Growth accounting is the first and a useful step into the inquiry on sources of growth. As will be seen later in the chapter, it involves decomposing the rates of growth of output (or output per worker) into the growth rates of inputs and technology. Studies on growth accounting date back to the 1960s reflecting works of Solow (1957), Kendrick (1961), Denison (1962) and Jorgenson & Griliches (1967), amongst the others. Previous studies on growth accounting especially for EAEs surveyed earlier in this book have shown that growth rates in these countries are input driven. Tactful interpretation of the residual, the most controversial element on GAEs, is due to Solow (1957) who also provided a systematic analysis of sources of growth.
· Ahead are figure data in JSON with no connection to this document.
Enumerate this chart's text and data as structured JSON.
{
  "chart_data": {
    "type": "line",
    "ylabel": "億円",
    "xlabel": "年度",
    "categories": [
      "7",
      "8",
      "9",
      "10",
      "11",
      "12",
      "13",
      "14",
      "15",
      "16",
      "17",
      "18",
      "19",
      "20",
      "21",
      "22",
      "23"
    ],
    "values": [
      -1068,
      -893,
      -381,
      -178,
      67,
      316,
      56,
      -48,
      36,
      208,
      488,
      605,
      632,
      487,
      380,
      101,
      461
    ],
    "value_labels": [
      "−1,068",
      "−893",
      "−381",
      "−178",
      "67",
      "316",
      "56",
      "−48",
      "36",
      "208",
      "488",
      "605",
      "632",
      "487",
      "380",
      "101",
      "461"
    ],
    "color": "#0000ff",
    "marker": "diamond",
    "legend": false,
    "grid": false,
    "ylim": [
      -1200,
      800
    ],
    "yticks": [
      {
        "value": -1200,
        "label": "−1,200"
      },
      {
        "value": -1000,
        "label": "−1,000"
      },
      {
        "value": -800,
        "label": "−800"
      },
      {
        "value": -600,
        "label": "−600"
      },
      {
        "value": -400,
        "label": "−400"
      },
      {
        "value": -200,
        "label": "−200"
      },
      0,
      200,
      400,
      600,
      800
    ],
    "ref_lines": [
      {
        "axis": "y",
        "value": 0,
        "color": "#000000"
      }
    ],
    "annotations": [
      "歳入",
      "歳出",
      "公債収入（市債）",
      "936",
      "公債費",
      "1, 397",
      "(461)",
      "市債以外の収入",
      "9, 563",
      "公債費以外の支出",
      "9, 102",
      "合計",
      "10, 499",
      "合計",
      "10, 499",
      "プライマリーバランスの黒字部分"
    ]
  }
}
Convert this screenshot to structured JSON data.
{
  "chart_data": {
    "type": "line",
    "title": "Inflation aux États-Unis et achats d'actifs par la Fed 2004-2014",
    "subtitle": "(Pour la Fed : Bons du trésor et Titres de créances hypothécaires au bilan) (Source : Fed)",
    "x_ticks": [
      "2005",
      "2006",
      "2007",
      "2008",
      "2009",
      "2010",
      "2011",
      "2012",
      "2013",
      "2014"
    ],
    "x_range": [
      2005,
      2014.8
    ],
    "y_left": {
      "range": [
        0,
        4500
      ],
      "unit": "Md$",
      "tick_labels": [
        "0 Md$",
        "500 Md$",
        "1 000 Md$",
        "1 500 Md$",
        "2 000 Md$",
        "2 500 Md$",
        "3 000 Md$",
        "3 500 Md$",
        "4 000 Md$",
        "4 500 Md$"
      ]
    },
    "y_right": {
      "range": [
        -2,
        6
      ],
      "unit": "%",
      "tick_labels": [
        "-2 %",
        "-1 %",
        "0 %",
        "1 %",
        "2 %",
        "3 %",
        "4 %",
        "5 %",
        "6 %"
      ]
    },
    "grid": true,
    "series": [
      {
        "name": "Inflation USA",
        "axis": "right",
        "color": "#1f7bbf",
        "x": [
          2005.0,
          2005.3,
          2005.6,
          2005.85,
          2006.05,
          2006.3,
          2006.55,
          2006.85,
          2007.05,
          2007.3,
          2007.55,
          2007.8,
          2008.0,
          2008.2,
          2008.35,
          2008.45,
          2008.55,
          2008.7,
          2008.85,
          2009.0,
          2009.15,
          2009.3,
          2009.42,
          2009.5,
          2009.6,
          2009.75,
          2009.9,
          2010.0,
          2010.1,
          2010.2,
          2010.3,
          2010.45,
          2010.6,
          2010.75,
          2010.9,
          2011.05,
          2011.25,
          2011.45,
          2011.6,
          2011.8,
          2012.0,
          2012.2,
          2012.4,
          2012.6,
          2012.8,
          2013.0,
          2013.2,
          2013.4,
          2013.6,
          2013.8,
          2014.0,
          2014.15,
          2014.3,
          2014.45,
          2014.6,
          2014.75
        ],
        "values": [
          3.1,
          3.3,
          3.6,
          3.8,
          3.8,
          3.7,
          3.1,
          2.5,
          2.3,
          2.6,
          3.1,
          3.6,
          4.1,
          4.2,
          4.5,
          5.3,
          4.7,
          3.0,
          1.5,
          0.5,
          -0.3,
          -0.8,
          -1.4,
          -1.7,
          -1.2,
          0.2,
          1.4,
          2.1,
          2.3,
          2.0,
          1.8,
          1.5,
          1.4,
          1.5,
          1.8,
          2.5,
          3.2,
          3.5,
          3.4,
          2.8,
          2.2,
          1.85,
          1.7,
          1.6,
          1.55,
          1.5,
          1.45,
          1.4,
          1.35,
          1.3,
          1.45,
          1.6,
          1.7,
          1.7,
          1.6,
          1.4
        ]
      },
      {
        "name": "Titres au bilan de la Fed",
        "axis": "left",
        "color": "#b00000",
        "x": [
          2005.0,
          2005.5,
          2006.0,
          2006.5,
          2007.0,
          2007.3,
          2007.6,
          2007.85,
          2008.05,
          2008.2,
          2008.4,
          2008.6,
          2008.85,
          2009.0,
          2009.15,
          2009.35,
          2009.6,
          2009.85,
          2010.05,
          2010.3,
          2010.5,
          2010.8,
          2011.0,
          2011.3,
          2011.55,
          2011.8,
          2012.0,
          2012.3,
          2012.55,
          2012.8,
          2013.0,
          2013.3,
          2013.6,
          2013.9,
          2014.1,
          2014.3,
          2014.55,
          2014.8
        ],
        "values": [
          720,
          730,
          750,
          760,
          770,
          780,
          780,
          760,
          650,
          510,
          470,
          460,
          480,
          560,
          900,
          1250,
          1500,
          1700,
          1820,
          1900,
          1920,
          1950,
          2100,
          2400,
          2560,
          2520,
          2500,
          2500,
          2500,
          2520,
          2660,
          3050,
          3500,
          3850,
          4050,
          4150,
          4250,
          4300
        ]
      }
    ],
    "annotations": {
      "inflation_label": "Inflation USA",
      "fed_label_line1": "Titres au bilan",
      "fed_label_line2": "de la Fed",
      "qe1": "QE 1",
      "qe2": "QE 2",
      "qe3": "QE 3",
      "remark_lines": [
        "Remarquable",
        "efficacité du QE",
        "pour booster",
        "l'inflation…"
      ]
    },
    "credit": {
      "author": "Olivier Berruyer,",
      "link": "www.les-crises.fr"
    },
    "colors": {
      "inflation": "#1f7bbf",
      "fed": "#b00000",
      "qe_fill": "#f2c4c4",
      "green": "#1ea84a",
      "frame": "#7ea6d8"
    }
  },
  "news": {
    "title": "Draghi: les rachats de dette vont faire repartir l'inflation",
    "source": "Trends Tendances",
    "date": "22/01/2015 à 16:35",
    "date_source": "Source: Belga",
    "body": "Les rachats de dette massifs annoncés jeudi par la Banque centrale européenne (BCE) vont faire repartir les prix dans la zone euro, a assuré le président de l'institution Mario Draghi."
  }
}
Other important issues in growth accounting that must be considered are emphasized towards the end of this chapter.

The Asian sample of the aforesaid 10 countries and Solow (1957) framework, provide further support to the fundamentalists’ arguments that growth in these countries are little to do with productivity enhancement but much of it is due to factor mobility. The results imply that the high rates of growth noted in these economies are unsustainable. While the GAEs do produce preliminary insights, Senhadji (2000) has shown how the estimates from the GAEs can be used to determine the impact of variables on the long-run growth rate. Using his method (also adopted by Bosworth and Collins (2003)) it is shown that the effects of the aforesaid set of variables are significant in different countries at varying degrees. This application has shown that Senhadji’s methodology is an alternative to estimate the growth effects. Of course, similar analysis can be extended with panel data methods, but we could not obtain any reliable estimates with this approach. Interested readers may resort to Senhadji’s original paper for an application.